Una costruzione davvero fotocopia di quella appena lasciata a Cugliate la si trova nella vicina Marchirolo, nella parte “nuova” del paese, in via fratelli Sapori oggi sede al piano terra della Proloco e al piano superiore residenza privata: anche qui casa e casotto separato.
Ma non è finita perché a Cadegliano Viconago la seconda vita della stazione è anche qui assicurata dalla presenza dell’ufficio postale a pianterreno, e della biblioteca civica a quello superiore. Una delizia leggere la fermata: “Arbizzo-Viconago-Cadegliano”: siamo esattamente sul crocevia delle tre frazioni, a poca di stanza dalla chiesa e in faccia al municipio.

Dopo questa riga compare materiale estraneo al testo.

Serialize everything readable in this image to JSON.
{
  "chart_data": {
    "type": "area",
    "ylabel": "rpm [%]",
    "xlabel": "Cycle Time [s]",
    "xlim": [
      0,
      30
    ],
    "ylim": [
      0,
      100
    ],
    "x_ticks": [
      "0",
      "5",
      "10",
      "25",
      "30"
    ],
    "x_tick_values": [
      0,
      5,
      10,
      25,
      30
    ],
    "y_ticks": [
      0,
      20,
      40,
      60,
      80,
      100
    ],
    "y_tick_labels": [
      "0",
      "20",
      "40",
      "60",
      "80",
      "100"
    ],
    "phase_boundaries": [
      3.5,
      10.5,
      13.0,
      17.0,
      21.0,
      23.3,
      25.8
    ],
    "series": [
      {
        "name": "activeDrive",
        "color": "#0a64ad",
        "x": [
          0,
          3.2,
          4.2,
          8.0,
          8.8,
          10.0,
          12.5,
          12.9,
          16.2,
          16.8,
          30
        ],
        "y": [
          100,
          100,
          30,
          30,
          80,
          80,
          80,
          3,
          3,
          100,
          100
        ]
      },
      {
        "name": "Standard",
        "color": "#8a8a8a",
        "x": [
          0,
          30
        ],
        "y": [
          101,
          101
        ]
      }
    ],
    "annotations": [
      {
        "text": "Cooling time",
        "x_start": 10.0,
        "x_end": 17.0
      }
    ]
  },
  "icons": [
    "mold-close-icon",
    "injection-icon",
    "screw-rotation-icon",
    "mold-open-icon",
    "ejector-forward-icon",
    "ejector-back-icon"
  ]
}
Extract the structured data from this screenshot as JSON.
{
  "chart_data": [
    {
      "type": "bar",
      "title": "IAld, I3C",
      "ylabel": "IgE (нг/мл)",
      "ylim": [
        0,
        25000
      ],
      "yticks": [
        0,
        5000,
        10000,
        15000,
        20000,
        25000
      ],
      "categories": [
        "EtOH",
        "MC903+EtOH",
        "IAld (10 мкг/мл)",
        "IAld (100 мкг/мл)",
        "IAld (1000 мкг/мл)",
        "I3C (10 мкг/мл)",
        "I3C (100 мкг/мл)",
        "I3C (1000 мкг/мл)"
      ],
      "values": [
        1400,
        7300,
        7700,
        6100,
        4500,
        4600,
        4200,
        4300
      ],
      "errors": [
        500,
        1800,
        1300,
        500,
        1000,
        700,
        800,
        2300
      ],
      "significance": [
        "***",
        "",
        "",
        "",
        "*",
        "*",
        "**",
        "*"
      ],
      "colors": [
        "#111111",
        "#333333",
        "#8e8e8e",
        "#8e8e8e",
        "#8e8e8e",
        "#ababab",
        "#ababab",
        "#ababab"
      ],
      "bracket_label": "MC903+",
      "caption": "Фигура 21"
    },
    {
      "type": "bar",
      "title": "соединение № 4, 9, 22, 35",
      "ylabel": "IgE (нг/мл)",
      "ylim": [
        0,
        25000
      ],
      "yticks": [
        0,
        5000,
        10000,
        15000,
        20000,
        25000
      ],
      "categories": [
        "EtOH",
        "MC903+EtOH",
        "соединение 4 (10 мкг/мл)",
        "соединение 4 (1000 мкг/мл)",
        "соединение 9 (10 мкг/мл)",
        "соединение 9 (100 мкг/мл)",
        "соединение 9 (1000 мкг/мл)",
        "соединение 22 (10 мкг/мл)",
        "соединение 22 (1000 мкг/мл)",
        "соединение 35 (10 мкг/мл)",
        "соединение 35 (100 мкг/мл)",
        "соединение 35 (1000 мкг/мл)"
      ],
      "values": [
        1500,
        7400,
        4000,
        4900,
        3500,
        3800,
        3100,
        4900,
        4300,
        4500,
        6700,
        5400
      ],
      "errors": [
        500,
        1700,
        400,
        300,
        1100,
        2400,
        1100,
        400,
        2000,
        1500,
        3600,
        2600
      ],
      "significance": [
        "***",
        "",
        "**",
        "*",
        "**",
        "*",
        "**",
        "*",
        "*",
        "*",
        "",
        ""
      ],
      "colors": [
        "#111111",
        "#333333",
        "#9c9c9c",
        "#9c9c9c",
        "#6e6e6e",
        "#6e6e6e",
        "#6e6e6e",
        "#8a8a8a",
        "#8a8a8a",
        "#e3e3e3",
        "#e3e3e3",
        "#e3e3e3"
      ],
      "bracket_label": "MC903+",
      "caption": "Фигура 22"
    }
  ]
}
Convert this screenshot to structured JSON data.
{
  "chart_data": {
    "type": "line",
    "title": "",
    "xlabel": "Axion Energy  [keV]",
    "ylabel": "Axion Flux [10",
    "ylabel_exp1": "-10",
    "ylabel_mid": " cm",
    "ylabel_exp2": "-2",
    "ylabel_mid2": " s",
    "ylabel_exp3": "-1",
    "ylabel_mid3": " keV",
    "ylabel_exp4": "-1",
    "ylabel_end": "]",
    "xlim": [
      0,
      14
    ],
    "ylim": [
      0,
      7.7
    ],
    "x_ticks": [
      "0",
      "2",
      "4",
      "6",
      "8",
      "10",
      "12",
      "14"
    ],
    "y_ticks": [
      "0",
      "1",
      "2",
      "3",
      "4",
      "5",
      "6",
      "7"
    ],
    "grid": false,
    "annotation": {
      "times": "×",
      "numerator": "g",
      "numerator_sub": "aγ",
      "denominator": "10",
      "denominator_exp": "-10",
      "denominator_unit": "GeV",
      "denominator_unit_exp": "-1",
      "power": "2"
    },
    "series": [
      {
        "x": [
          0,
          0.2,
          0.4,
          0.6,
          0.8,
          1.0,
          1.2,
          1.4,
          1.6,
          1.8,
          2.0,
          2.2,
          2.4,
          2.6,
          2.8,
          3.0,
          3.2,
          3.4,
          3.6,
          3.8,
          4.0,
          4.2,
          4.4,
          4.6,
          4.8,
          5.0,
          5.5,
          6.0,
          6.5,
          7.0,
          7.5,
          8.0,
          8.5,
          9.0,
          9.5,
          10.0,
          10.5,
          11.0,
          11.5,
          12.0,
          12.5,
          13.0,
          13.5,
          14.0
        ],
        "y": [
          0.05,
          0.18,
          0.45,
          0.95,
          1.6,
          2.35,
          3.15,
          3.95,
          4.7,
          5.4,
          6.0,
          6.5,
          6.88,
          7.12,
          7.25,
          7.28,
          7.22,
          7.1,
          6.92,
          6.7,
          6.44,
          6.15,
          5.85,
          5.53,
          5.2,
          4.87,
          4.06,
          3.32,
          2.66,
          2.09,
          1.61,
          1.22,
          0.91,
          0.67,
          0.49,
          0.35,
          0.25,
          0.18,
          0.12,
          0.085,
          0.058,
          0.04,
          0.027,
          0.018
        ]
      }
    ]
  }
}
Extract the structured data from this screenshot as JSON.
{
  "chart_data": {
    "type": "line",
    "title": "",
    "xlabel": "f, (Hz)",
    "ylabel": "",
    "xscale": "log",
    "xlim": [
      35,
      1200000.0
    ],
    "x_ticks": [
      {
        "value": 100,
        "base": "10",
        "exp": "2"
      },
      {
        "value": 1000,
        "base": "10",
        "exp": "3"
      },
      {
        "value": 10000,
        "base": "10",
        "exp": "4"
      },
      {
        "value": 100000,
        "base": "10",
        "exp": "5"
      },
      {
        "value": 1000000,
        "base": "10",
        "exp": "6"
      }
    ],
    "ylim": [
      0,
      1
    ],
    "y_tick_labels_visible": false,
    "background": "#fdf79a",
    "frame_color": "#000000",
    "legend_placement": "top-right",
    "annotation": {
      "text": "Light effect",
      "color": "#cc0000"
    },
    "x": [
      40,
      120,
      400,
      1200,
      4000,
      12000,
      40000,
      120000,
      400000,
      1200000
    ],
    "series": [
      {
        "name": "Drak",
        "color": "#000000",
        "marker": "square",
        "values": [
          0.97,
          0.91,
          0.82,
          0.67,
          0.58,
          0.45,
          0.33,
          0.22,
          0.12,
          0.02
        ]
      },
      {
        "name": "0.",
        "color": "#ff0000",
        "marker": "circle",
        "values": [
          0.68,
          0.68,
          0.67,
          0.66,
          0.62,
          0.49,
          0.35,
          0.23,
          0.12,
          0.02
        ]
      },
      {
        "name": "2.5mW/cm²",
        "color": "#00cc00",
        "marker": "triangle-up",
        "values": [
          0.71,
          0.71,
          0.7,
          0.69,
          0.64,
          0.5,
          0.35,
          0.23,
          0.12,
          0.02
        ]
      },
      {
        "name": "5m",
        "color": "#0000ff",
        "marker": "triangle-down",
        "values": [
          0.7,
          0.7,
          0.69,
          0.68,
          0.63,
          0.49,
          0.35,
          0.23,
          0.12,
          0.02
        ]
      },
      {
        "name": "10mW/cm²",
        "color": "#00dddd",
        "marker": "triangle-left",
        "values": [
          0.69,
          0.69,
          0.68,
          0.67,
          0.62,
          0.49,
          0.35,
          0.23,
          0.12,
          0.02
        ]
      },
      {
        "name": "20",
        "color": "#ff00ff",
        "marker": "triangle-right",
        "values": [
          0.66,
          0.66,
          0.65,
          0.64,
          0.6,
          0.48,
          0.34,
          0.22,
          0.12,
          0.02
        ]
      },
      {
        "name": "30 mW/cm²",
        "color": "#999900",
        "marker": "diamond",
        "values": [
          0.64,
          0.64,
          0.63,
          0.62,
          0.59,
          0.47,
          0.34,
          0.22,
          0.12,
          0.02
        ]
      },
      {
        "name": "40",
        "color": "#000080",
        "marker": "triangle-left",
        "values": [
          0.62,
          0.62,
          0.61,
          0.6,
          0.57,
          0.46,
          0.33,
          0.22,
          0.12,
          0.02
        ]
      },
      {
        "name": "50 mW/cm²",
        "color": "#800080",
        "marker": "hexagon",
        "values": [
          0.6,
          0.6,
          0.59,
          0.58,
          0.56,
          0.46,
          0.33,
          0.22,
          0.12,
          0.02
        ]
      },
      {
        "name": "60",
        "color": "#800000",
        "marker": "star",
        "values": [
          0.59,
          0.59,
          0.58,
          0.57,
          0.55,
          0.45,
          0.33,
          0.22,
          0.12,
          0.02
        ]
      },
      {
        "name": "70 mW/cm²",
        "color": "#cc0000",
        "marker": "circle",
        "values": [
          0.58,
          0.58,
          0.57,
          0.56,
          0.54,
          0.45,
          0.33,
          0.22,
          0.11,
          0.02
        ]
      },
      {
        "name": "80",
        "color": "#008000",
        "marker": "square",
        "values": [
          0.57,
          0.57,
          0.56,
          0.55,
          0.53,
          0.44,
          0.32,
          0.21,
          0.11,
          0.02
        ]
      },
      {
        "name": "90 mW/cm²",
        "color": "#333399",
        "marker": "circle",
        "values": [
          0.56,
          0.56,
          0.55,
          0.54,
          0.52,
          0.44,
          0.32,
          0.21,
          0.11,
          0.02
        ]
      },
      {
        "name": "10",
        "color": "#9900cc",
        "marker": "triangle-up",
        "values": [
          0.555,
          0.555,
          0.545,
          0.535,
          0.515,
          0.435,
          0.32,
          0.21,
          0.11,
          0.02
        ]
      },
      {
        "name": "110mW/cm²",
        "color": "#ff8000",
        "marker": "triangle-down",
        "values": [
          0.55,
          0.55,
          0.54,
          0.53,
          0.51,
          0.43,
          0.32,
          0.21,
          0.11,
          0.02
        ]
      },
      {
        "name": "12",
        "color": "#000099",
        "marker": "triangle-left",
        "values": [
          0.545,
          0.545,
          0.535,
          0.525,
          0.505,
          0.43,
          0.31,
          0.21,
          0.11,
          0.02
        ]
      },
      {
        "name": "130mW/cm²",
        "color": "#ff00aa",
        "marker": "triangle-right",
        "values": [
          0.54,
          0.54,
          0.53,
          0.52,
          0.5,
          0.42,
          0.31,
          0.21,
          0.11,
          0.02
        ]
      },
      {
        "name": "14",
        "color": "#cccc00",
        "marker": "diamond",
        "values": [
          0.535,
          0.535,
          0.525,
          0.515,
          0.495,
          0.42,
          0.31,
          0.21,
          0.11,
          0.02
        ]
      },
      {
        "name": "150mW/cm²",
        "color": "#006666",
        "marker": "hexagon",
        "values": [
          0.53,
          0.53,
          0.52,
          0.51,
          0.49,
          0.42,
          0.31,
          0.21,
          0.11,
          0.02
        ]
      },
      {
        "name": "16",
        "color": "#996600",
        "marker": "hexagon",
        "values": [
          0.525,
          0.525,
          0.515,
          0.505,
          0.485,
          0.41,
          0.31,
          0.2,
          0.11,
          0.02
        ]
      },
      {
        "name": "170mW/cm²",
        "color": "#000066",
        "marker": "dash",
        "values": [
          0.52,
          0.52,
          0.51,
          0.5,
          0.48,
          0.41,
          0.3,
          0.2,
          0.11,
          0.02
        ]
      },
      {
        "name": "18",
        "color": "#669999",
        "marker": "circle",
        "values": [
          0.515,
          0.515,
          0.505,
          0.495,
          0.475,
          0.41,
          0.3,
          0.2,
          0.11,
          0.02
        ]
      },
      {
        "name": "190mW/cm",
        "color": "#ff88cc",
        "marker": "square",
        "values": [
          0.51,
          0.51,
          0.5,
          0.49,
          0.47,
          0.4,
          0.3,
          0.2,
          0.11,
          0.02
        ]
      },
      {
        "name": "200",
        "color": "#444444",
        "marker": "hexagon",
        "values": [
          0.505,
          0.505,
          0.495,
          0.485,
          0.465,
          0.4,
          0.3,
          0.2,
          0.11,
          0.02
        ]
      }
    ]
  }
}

Si torna verso la Valganna ed ecco l’ultima sorpresa: il casello di Piacco, nell’omonima via in frazione Cadegliano è diventata una minuta e ben tenuta abitazione privata, con giardino e cancello da cui correva il tracciato della tranvia, per poi gettarsi poco più sotto nelle gallerie verso Lavena Ponte Tresa. Con questa ferrovia si partiva da Varese, per traversare la Valganna e arrivare fino al Ceresio e poi sull’altro lago, il Verbano a Luino, e proseguire lungo l’intera Valcuvia fino a Cittiglio.
Un percorso grossomodo ad anello ancora oggi per la gran parte godibile sotto il profilo paesaggistico, dove è possibile assaporare il paesaggio prealpino. Ancora oggi, nel fondovalle della Valcuvia campeggiano qua e là “le fermate del tram”, solitarie e ben visibili.
Bellezza ben conosciuta nella mente di chi ebbe il compito di tradurla in opere complementari, di pubblica utilità, ancora resistenti, e capaci di vivere una seconda vita.
Giuseppe Sommaruga (Milano 11 luglio 1867 – Milano 27 marzo 1917) di famiglia artigiana studiò all’Accademia di Brera sotto la guida di Camillo Boito. Nella sua architettura volle staccarsi dallo storicismodello stesso Boito e dall’eclettismo provinciale imperante, proponendo una nuova organicità vitalistica che si legò, inevitabilmente, ai modi del Liberty italiano, ma fu aperta alle istanza internazionali, soprattutto dalla scuola viennese, dalla quale egli si differenzia per la plastica matericità delle superfici e per vigore di una decorazione drammaticamente intensa; nel palazzo Castiglioni, a Milano (1903), egli riesce a superare anche l’impianto ottocentesco della costruzione svuotando l’interno e articolandolo nel grande atrio a più volumi nel quale si snoda la scala. Tra le altre opere di Sommaruga la palazzina Salmoiraghi (1906), L’Hotel Tre Croci presso Varese (1909), la Clinica Columbus a Milano (1909) di una viva articolazione spaziale e dalla decorazione più lineare, il Mausoleo Faccanoni a Sarnico.